On thermal inactivation of pathogens in aerosolized droplets through electromagnetic heating

2021 
A simple model describing the most significant impact of electromagnetic heating on pathogen-containing aerosols is presented. While the physics of ohmic heating are well understood, the connection between the unsteady temperature increase with net pathogen inactivation in an aerosolized electrolyte solution over a range of frequencies is not clear. The model is composed of two parts: a thermal model of electromagnetic heating of the droplets and a survival model describing the active pathogen population as a function of time.
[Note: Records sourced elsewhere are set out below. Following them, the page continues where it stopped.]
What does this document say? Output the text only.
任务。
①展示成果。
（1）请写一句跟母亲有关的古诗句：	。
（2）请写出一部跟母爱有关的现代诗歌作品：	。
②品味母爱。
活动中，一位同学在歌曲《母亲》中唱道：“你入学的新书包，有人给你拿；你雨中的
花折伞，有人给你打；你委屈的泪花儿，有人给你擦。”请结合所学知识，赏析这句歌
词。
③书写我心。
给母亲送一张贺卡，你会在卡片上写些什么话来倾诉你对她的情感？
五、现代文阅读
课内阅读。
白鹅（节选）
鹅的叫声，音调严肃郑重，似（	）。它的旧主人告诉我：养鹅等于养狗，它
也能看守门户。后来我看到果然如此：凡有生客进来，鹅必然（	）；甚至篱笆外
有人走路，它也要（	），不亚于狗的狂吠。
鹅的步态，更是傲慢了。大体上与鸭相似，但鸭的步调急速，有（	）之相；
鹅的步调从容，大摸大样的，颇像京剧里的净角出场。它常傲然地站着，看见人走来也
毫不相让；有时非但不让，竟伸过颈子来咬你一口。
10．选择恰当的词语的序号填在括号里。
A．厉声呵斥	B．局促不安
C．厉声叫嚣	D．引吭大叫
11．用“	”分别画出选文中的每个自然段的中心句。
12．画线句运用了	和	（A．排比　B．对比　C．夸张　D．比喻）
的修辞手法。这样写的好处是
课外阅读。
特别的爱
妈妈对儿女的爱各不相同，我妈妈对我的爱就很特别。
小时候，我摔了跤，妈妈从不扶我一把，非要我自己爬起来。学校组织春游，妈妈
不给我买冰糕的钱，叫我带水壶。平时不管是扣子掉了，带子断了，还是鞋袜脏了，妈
The droplets of saline solution, whose electrical conductivity depends on salt concentration and carrier frequency, are assumed to be small enough so that ambient air flows are sufficient to counter gravity, and the droplets are assumed to be equally spaced. As the droplets move with the ambient air, energy transport is limited to conduction, and within an adiabatic system, the mean spatial mode dominates the thermal transients of the air-droplet system. The kill rate of the pathogen depends on temperature, and the result of our thermal model informs the pathogen population through the Arrhenius kill rate. The model shows strong qualitative agreement with microwave inactivation of MS2 bacteriophages in aerosolized droplets. Inactivation is improved with larger electric field amplitudes, even for small duty cycles. We show that for a range of viruses with known activation energy, the thermal inactivation mechanism is more reliable for viruses with larger activation energy.